= Mysore Kalyanam =

Type of marriage in southern India

Mysore Kalyanam is a controversial and exploitative practice of marrying off poor women from the districts of Wayanad, Malappuram, Kannur, and Kozhikode in Kerala, India, to men from nearby Mysore in Karnataka. The practice often involves men from lower economic backgrounds and sometimes involving anti-social elements, engaging in fraudulent marriages with women from the Malabar region. The primary motive behind these marriages is the dowry money provided by the bride’s family. Once the financial benefit is secured, the men divorce their wives and abandon them, leaving the women to fend for themselves.

The practice often involves men who marry women under false pretences, solely to obtain dowry. In some cases, these men are unemployed, involved in criminal activities, or are drug addicts. After the marriage, they cite trivial reasons for divorce, such as the wife’s inability to learn Kannada, poor cooking skills, or failure to adapt to the local culture. Frequently, the men remarry multiple times, each time extracting dowry from the brides' families.

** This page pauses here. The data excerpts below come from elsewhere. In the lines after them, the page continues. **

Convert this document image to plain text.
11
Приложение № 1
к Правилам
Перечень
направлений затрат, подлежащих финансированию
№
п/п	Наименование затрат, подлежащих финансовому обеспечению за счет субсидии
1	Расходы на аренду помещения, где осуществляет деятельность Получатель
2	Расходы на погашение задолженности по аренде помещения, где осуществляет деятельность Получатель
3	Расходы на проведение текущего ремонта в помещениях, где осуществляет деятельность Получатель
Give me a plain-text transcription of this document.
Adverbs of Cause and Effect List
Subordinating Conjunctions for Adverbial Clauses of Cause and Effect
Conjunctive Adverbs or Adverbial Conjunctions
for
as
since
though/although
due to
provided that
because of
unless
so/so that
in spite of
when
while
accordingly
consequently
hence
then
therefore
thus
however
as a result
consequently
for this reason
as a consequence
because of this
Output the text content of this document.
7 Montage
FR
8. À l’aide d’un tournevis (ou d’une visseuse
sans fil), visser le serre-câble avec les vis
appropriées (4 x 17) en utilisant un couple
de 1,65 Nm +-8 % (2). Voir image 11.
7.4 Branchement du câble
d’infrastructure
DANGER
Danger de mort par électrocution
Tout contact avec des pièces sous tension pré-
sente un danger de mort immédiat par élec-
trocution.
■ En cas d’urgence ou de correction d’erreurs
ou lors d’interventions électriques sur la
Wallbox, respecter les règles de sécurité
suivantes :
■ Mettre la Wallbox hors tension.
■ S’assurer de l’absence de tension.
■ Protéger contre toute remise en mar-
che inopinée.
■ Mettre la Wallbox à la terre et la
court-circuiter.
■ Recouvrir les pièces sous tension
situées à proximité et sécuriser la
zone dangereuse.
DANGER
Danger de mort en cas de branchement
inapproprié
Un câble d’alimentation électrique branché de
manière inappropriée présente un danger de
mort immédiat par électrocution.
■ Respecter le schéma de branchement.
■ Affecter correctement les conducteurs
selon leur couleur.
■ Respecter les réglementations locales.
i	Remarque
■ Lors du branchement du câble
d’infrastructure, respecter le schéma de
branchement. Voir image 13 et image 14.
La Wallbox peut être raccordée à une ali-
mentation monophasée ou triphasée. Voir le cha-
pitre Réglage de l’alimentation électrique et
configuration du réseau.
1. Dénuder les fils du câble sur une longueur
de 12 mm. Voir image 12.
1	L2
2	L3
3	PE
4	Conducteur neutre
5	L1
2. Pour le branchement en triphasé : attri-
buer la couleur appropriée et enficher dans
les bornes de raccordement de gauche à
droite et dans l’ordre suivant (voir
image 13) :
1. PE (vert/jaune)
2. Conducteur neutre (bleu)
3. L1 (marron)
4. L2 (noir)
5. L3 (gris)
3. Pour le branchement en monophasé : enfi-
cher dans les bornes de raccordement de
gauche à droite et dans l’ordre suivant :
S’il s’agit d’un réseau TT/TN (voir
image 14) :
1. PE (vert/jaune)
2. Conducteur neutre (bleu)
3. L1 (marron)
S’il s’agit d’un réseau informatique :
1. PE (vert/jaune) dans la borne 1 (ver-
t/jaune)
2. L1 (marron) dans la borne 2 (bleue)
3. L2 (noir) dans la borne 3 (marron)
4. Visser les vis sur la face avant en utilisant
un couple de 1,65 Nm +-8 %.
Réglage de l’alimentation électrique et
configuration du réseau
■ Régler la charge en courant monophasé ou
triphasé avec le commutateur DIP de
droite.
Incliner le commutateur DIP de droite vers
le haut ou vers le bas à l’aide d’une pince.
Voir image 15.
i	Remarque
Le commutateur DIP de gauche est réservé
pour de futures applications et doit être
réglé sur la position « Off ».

These marriages are often arranged by brokers who misrepresent the financial background of the men involved. These brokers typically receive 15 to 20 per cent of the dowry amount for their services, further perpetuating the cycle of exploitation. This practice has been described as a scam that targets families from economically disadvantaged backgrounds, who are often duped into believing that their daughters are marrying into a stable and prosperous family.

After the dowry is extracted, men commonly divorce their wives, leaving them in difficult circumstances. Many abandoned women are left with children to care for, with no financial support. While some women are sent back to their parental homes, either voluntarily or with the intervention of local leaders or police, others remain in the Mysore area, particularly in neighbourhoods like Shantinagar, Ghousianagar, Nehrunagar, and Kesare, which have significant Muslim populations. These women often struggle to make ends meet, as they do not want to be a burden on their families.

In many cases, the Mysore Kalyanam practice continues to be facilitated by agents who deceive the bride’s family into thinking they are arranging a legitimate marriage.